Ce garçon qui me fait face est dans un bien mauvais état, il ne véhicule rien, tu es plus vivant, toi. Il me fait penser à ton enfance, celle du livre, avant qu'on se rencontre. Tu étais seul, sans famille, dans les rues d'une capitale, je ne sais plus trop laquelle, à la recherche d'un foyer aimant. Tu t'es gravé dans mon esprit, à cette époque, et je me suis lié à ton histoire, tu m'as ouvert les portes d'une compréhension plus vaste. Tu me permets de te laisser là, dans ce présent, après avoir agité mes nuits de mile et une aventures ? Il me semble que ce Park à besoin d'affection, tout comme tu en as eu le besoin.
-Je me prénomme Taehyung.
L'oiseau de nuit reporte son attention sur ma personne, un sourire cynique étirant les traits de son visage. La solitude finit par forger les âmes, je ne dois pas m'en inquiéter.
-C'est bien, moi, je suis la reine d'Angleterre.

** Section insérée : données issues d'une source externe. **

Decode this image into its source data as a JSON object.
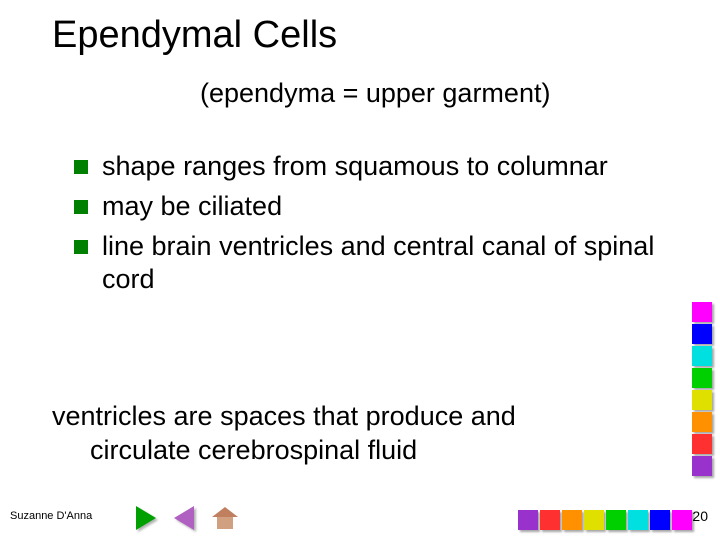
{
  "title": "Ependymal Cells",
  "subtitle": "(ependyma = upper garment)",
  "bullets": [
    "shape ranges from squamous to columnar",
    "may be ciliated",
    "line brain ventricles and central canal of spinal cord"
  ],
  "note_line1": "ventricles are spaces that produce and",
  "note_line2": "circulate cerebrospinal fluid",
  "author": "Suzanne D'Anna",
  "slide_number": "20",
  "bullet_color": "#008000",
  "strip_colors": [
    "#ff00ff",
    "#0000ff",
    "#00e0e0",
    "#00d000",
    "#e0e000",
    "#ff9000",
    "#ff3030",
    "#9932cc"
  ],
  "title_fontsize": 38,
  "subtitle_fontsize": 27,
  "body_fontsize": 27,
  "footer_fontsize": 11,
  "slidenum_fontsize": 14,
  "background": "#ffffff",
  "text_color": "#000000"
}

Je prends place à ses côtés, sur la droite du banc, pas le moins du monde déconcerté par ses mots venimeux. Je suis habitué, mon rêve le faisait souvent au départ, il avait peur de s'attacher, c'est l'habitude qui nous a rapproché. Cela devient bien vite un quotidien, on pense vouloir chasser l'autre, mais quand il s'absente, on se rend compte de l'inverse, il nous manque affreusement et le lien qui s'est tissé dans l'ombre fait alors surface.
-Ce doit être bien, tu as du pouvoir au moins.
Il soupir, je le dérange en apparence seulement, sinon il serait déjà parti depuis longtemps. Je ne suis pas bête, j'ai vécu dans mon monde, certes, mais cela ne m'a pas empêché d'observer tout autour de moi. Tel un bon romancier, j'ai détaillé minutieusement chaque morceau de vie pour compléter mes récits, pour leur ajouter du vrai. Je l'ai déjà dit, je voulais que mon ami se sente bien.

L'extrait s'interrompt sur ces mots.